Olivia will turn 12 this month.

Her parents, Keith Bartholomew and Sherry Bartholomew, both of West Sunbury, knew for several years that their daughter was small.

“Nobody really picked up (on the disease) until she got real sick. She got a stomach flu that put her into Children’s (Hospital),” Keith Bartholomew said. “She ended up staying a week. The very last day someone suggested a brain scan.”

Doctors discovered an abnormal portion of her brain. She was 7 years old.

The Bartholomews learned Olivia has mitochondrial disease. A year later, they received a more specific diagnosis of Kearns-Sayre Syndrome.

“At that time, she was one of 247 known cases,” Bartholomew said.

“It is a multisystem disease,” Mohan said. “Those organs that require the most energy are the ones that are most adversely affected.”

“Someone with a mitochondrial disease might, just by getting up and walking across the room, feel as though they just ran a marathon,” Mohan said.

He said the 250 primary mitochondrial diseases identified disable the body’s production of energy. They also cause other diseases.

Alzheimer’s and Parkinson’s diseases, autism, cortical blindness, cortical deafness and diabetes have mitochondrial-related components.

Olivia’s parents and their families care for her at home.

“About every two hours she needs something, or maybe three if she’s doing good,” Bartholomew said.

“She is very tiny,” Holly Collins, Olivia’s aunt, said. “When she walks, she has the tremors and shakes of the disease. She has tunnel vision.”

Collins said Olivia has a pacemaker. She also has type 1 diabetes with very unstable blood sugar levels.

“This year going into school was rough because the kids are so big,” Bartholomew said. “She’s old enough to pick up on what she can’t do.”

Olivia will be in sixth grade in the fall.

“There’s constantly someone watching out for her at the school,” Collins said. “These kids rally around her.”

Collins, who works at the school, and Courtney Collins, her daughter, had T-shirts made with Courtney Collins’ design of a lion in a tree.

“I had 24 sponsors,” Holly Collins said. “We were just grateful that they were willing to raise money for the team and the foundation.”

More than 280 shirts were sold.

“The community rallied around her.
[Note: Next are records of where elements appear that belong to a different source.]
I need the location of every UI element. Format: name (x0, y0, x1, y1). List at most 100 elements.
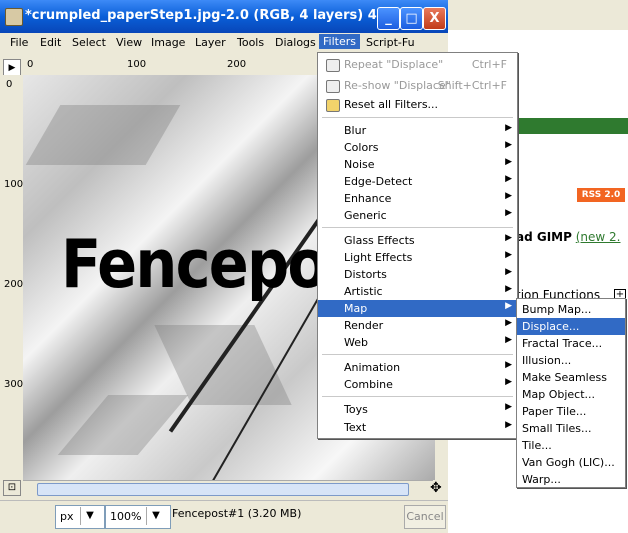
submenu-item-tile[interactable]: Tile... (517, 437, 625, 454)
unit-dropdown-icon[interactable]: ▼ (80, 507, 99, 525)
submenu-item-van-gogh[interactable]: Van Gogh (LIC)... (517, 454, 625, 471)
menu-item-label: Toys (344, 403, 368, 416)
filters-menu: Repeat "Displace" Ctrl+F Re-show "Displa… (317, 52, 518, 439)
zoom-dropdown-icon[interactable]: ▼ (146, 507, 165, 525)
title-bar[interactable]: *crumpled_paperStep1.jpg-2.0 (RGB, 4 lay… (0, 0, 448, 33)
zoom-value: 100% (110, 510, 142, 523)
menu-separator (322, 227, 513, 228)
ruler-tick-label: 0 (27, 59, 34, 70)
menu-item-distorts[interactable]: Distorts ▶ (318, 266, 517, 283)
download-gimp-text: ad GIMP (516, 230, 572, 244)
scrollbar-thumb[interactable] (37, 483, 409, 496)
menu-item-label: Render (344, 319, 384, 332)
submenu-item-fractal-trace[interactable]: Fractal Trace... (517, 335, 625, 352)
cancel-button[interactable]: Cancel (404, 505, 446, 529)
menu-item-label: Enhance (344, 192, 392, 205)
menu-item-label: Repeat "Displace" (344, 58, 444, 71)
menu-item-label: Colors (344, 141, 379, 154)
unit-value: px (60, 510, 74, 523)
menu-select[interactable]: Select (72, 36, 106, 49)
ruler-tick-label: 100 (4, 179, 24, 190)
menu-item-label: Displace... (522, 320, 580, 333)
gimp-app-icon (5, 8, 23, 26)
menu-item-blur[interactable]: Blur ▶ (318, 122, 517, 139)
submenu-item-illusion[interactable]: Illusion... (517, 352, 625, 369)
menu-tools[interactable]: Tools (237, 36, 264, 49)
menu-item-map[interactable]: Map ▶ (318, 300, 517, 317)
submenu-arrow-icon: ▶ (505, 420, 512, 430)
submenu-item-displace[interactable]: Displace... (517, 318, 625, 335)
paper-facet (154, 325, 292, 405)
menu-item-animation[interactable]: Animation ▶ (318, 359, 517, 376)
menu-item-edge-detect[interactable]: Edge-Detect ▶ (318, 173, 517, 190)
submenu-item-paper-tile[interactable]: Paper Tile... (517, 403, 625, 420)
menu-item-noise[interactable]: Noise ▶ (318, 156, 517, 173)
menu-item-label: Animation (344, 361, 401, 374)
ruler-tick-label: 0 (6, 79, 13, 90)
vertical-ruler[interactable]: 0 100 200 300 (0, 75, 24, 480)
menu-item-label: Edge-Detect (344, 175, 413, 188)
submenu-item-make-seamless[interactable]: Make Seamless (517, 369, 625, 386)
menu-item-label: Small Tiles... (522, 422, 592, 435)
menu-layer[interactable]: Layer (195, 36, 226, 49)
menu-item-label: Map (344, 302, 368, 315)
minimize-button[interactable]: _ (377, 7, 400, 30)
menu-edit[interactable]: Edit (40, 36, 61, 49)
navigate-icon[interactable]: ✥ (430, 480, 442, 496)
window-title: *crumpled_paperStep1.jpg-2.0 (RGB, 4 lay… (25, 8, 431, 23)
reset-icon (326, 99, 340, 112)
menu-item-label: Make Seamless (522, 371, 607, 384)
menu-item-label: Paper Tile... (522, 405, 587, 418)
menu-item-label: Illusion... (522, 354, 572, 367)
menu-item-combine[interactable]: Combine ▶ (318, 376, 517, 393)
menu-item-reshow-displace[interactable]: Re-show "Displace" Shift+Ctrl+F (318, 77, 517, 94)
submenu-arrow-icon: ▶ (505, 123, 512, 133)
menu-item-label: Bump Map... (522, 303, 592, 316)
menu-item-text[interactable]: Text ▶ (318, 419, 517, 436)
horizontal-scrollbar[interactable] (23, 480, 433, 496)
menu-item-colors[interactable]: Colors ▶ (318, 139, 517, 156)
menu-dialogs[interactable]: Dialogs (275, 36, 316, 49)
menu-item-light-effects[interactable]: Light Effects ▶ (318, 249, 517, 266)
menu-item-label: Noise (344, 158, 375, 171)
menu-item-label: Van Gogh (LIC)... (522, 456, 615, 469)
submenu-arrow-icon: ▶ (505, 208, 512, 218)
menu-item-glass-effects[interactable]: Glass Effects ▶ (318, 232, 517, 249)
close-button[interactable]: X (423, 7, 446, 30)
menu-image[interactable]: Image (151, 36, 185, 49)
submenu-arrow-icon: ▶ (505, 284, 512, 294)
repeat-icon (326, 59, 340, 72)
submenu-arrow-icon: ▶ (505, 377, 512, 387)
menu-view[interactable]: View (116, 36, 142, 49)
new-version-link[interactable]: (new 2. (576, 230, 621, 244)
submenu-item-map-object[interactable]: Map Object... (517, 386, 625, 403)
submenu-arrow-icon: ▶ (505, 267, 512, 277)
submenu-item-warp[interactable]: Warp... (517, 471, 625, 488)
menu-item-enhance[interactable]: Enhance ▶ (318, 190, 517, 207)
background-download-link[interactable]: ad GIMP (new 2. (516, 230, 621, 244)
paper-facet (57, 395, 189, 455)
menu-filters[interactable]: Filters (319, 34, 360, 49)
submenu-item-small-tiles[interactable]: Small Tiles... (517, 420, 625, 437)
menu-separator (322, 117, 513, 118)
menu-item-artistic[interactable]: Artistic ▶ (318, 283, 517, 300)
ruler-tick-label: 300 (4, 379, 24, 390)
menu-item-label: Re-show "Displace" (344, 79, 451, 92)
menu-item-web[interactable]: Web ▶ (318, 334, 517, 351)
status-bar: px ▼ 100% ▼ Fencepost#1 (3.20 MB) Cancel (0, 500, 448, 533)
submenu-item-bump-map[interactable]: Bump Map... (517, 301, 625, 318)
menu-bar: File Edit Select View Image Layer Tools … (0, 33, 448, 53)
menu-item-generic[interactable]: Generic ▶ (318, 207, 517, 224)
menu-item-label: Fractal Trace... (522, 337, 603, 350)
menu-script-fu[interactable]: Script-Fu (366, 36, 415, 49)
maximize-button[interactable]: □ (400, 7, 423, 30)
menu-item-render[interactable]: Render ▶ (318, 317, 517, 334)
menu-file[interactable]: File (10, 36, 28, 49)
menu-item-reset-all-filters[interactable]: Reset all Filters... (318, 96, 517, 113)
rss-badge[interactable]: RSS 2.0 (577, 188, 625, 202)
submenu-arrow-icon: ▶ (505, 318, 512, 328)
reshow-icon (326, 80, 340, 93)
menu-item-repeat-displace[interactable]: Repeat "Displace" Ctrl+F (318, 56, 517, 73)
menu-item-toys[interactable]: Toys ▶ (318, 401, 517, 418)
quick-mask-toggle[interactable]: ⊡ (3, 480, 21, 496)
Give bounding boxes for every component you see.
They knew the walkathon was coming,” Collins said. “They knew the money was going to the foundation in hopes of finding a cure for her.”

“I can’t thank them all enough,” Collins said

Bartholomew said Olivia needs a lot of encouragement.

“Everything’s a pep rally with her,” he said. “There are new battles that arise every few months.”

He said that even with the challenges, staff at Dassa McKinney want Olivia to continue at the school.

“Olivia has a lot of obstacles in life but is a very lucky little girl to have so many people care and show their support for her,” Sherry Bartholomew said. “They really are a caring bunch and the school could not have done any more to support her.”

Olivia is participating in a study of a new medication. Keith Bartholomew said it has improved her energy. Olivia’s pacemaker also has helped.

“We’ve had some prayers answered in the past month or two. We jumped ahead. To me that’s everybody praying for her. You go with that and you have to run with it,” he said.